Explanation of why this is suitable:
This document contains several entities and relationships that can be easily extracted and represented in a knowledge graph:
• Entities: Paris, France, Eiffel Tower, Gustave Eiffel, Marie Curie, Radium Institute, Seine River
• Relationships:
o Paris is located in France.
o Paris is renowned for the Eiffel Tower.
o The Eiffel Tower was designed by Gustave Eiffel.
o Marie Curie was born in Paris.
o Marie Curie was a scientist.
o Marie Curie made contributions to radioactivity.
o Marie Curie worked at the Radium Institute.

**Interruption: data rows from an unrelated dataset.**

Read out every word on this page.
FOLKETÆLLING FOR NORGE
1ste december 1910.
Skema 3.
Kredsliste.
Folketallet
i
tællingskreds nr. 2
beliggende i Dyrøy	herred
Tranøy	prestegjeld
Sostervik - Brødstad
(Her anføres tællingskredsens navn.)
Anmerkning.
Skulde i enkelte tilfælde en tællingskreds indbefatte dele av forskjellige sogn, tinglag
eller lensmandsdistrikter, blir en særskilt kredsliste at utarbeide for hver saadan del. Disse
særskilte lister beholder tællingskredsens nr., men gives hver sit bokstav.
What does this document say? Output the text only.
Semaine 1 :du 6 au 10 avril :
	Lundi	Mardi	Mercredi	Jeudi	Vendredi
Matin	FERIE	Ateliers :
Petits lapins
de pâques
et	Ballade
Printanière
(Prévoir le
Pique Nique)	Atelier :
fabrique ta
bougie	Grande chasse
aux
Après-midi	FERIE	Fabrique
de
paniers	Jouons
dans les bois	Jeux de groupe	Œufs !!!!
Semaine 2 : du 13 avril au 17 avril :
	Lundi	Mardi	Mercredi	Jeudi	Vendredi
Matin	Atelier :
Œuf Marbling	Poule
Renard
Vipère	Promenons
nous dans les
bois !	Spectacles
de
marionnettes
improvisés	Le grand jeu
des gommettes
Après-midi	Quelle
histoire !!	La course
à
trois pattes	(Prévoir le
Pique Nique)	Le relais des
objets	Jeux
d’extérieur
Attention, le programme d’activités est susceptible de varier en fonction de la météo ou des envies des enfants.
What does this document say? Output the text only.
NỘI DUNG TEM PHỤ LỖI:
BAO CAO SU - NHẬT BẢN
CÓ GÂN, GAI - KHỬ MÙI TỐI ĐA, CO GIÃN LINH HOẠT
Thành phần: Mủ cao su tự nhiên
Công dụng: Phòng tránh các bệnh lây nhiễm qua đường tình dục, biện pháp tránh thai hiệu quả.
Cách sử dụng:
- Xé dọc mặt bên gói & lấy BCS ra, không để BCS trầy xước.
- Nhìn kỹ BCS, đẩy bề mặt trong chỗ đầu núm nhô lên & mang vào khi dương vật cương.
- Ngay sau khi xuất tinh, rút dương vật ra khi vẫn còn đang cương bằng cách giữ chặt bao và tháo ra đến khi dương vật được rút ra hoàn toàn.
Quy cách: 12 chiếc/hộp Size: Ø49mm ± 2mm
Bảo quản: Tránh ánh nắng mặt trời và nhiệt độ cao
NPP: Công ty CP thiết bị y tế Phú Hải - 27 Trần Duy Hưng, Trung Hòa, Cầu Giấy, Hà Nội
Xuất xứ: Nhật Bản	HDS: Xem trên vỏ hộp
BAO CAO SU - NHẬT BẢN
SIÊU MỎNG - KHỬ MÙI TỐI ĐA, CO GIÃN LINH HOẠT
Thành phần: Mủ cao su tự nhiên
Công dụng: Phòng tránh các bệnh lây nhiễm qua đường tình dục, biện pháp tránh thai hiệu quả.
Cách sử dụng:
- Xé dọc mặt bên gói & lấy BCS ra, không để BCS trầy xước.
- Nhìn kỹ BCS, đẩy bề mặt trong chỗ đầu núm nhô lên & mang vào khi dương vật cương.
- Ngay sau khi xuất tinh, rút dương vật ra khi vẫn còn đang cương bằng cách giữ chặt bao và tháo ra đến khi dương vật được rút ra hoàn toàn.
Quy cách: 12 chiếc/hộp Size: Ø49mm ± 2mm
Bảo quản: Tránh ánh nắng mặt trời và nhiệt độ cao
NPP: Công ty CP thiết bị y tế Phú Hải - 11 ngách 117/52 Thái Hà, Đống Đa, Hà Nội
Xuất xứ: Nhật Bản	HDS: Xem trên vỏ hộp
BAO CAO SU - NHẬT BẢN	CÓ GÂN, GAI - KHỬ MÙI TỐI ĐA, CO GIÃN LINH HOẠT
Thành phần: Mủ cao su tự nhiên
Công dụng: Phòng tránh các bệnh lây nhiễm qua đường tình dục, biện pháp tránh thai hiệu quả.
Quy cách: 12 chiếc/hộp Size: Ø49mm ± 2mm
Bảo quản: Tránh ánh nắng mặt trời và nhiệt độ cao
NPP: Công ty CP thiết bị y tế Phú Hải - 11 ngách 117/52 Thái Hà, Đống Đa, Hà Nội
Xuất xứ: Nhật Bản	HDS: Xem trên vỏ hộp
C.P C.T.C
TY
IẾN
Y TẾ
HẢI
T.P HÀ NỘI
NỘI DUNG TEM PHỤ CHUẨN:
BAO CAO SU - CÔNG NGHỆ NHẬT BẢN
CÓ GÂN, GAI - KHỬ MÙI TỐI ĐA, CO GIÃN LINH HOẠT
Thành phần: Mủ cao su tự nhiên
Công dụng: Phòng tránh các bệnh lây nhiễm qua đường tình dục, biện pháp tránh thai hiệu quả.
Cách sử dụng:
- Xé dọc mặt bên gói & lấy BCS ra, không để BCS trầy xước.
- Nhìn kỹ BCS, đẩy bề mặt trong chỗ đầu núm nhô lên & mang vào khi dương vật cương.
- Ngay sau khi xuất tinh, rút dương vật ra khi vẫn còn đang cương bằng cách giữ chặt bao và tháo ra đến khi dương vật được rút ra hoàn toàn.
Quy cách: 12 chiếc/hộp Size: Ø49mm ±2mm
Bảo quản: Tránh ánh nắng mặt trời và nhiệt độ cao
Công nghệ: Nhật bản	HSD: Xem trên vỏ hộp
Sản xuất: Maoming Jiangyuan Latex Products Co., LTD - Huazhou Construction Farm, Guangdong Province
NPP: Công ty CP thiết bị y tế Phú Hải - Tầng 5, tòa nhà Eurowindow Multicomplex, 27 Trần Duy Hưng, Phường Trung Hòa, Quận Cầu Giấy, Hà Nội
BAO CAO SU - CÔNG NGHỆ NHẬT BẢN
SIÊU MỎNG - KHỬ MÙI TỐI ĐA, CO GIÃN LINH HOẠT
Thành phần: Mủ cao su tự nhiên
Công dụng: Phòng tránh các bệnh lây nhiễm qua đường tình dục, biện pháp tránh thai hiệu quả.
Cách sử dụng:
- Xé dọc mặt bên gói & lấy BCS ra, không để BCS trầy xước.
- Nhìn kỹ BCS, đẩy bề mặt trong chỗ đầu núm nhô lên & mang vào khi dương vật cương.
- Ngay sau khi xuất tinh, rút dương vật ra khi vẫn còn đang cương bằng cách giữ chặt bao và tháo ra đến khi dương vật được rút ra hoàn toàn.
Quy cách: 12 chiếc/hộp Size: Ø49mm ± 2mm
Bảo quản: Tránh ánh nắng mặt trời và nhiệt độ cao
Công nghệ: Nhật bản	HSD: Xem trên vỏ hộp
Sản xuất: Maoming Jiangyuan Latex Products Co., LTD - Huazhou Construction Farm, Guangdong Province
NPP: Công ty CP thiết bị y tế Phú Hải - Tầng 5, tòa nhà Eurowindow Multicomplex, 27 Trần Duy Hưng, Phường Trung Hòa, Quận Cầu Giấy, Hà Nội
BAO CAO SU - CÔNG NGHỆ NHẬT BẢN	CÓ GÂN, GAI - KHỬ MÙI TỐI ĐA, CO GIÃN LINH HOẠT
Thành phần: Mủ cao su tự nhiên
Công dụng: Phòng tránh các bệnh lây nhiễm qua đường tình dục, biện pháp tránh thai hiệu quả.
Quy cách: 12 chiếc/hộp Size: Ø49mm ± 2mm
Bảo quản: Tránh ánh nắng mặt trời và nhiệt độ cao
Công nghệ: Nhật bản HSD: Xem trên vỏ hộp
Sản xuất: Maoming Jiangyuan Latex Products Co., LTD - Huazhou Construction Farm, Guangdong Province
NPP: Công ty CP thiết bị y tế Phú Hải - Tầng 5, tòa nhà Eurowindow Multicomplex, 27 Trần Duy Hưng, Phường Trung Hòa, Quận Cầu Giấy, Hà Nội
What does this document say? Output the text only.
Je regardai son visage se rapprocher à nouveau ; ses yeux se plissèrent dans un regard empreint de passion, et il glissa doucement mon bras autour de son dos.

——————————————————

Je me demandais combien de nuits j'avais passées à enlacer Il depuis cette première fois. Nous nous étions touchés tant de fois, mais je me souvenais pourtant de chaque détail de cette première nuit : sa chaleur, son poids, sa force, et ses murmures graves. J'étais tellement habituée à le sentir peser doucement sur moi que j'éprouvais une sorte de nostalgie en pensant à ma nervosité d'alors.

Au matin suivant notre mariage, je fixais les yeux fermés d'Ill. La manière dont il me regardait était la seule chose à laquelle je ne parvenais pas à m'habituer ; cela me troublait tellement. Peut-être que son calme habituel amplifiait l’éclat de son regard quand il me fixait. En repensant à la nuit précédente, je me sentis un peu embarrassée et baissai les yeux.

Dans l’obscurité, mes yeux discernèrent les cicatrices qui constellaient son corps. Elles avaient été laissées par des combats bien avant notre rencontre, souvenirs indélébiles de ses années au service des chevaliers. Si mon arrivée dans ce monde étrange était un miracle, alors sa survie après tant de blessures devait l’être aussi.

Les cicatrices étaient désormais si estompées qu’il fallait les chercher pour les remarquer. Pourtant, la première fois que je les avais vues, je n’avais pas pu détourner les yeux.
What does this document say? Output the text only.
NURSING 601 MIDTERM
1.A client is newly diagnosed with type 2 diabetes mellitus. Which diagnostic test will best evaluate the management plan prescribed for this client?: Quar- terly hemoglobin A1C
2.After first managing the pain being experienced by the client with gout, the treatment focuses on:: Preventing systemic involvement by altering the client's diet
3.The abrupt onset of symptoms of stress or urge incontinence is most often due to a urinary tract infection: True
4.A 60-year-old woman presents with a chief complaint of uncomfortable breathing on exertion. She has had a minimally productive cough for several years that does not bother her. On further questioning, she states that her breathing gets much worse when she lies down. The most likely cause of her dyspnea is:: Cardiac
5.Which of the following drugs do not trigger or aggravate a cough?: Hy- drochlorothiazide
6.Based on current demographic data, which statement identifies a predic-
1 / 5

o The Seine River flows through Paris.
A knowledge graph constructed from this document would represent these entities as nodes and the relationships as edges, providing a structured representation of the information.
I made a PDF from the text above and used it as my “input.pdf”.
After the code runs (successfully ⭐) I get the following outputs;
INFO:__main__:Document converted in 8.63 seconds.
WARNING:docling_core.types.doc.document:Parameter `strict_text` has been deprecated and will be ignored.
Number of nodes: 23
Number of edges: 7
2025-04-23 21:33:52.828 python3[73966:691115] The class 'NSSavePanel' overrides the method identifier. This method is implemented by class 'NSWindow'
Nodes: [('Paris', {'label': 'GPE'}), ('France', {'label': 'GPE'}), ('Eiffel Tower', {'label': 'FAC'}), ('Gustave Eiffel', {'label': 'PERSON'}), ('Marie Curie', {'label': 'PERSON'}), ('the Radium Institute', {'label': 'FAC'}), ('Seine River', {'label': 'LOC'}), ('## Explanation', {'label': 'MONEY'}), ('Radium Institute', {'label': 'ORG'}), ('the Eiffel Tower', {'label': 'LOC'}), ('The Eiffel Tower', {'label': 'LOC'}), ('city', {}), ('renowned', {}), ('It', {}), ('destination', {}), ('Explanation', {}), ('entities', {}), ('this', {}), ('suitable', {}), ('Curie', {}), ('scientist', {}), ('contributions', {}), ('graph', {})]
Edges: [('city', 'renowned', {'relation': 'be'}), ('It', 'destination', {'relation': 'be'}), ('Explanation', 'entities', {'relation': 'contain'}), ('entities', 'graph', {'relation': 'represent'}), ('this', 'suitable', {'relation': 'be'}), ('Curie', 'scientist', {'relation': 'be'}), ('Curie', 'contributions', {'relation': 'make'})]
Et voilà !
Conclusion
In conclusion, the effective utilization of Docling in document extraction streamlines the creation of knowledge graphs by simplifying the identification of key entities and relationships from complex documents, thereby enhancing accuracy and efficiency.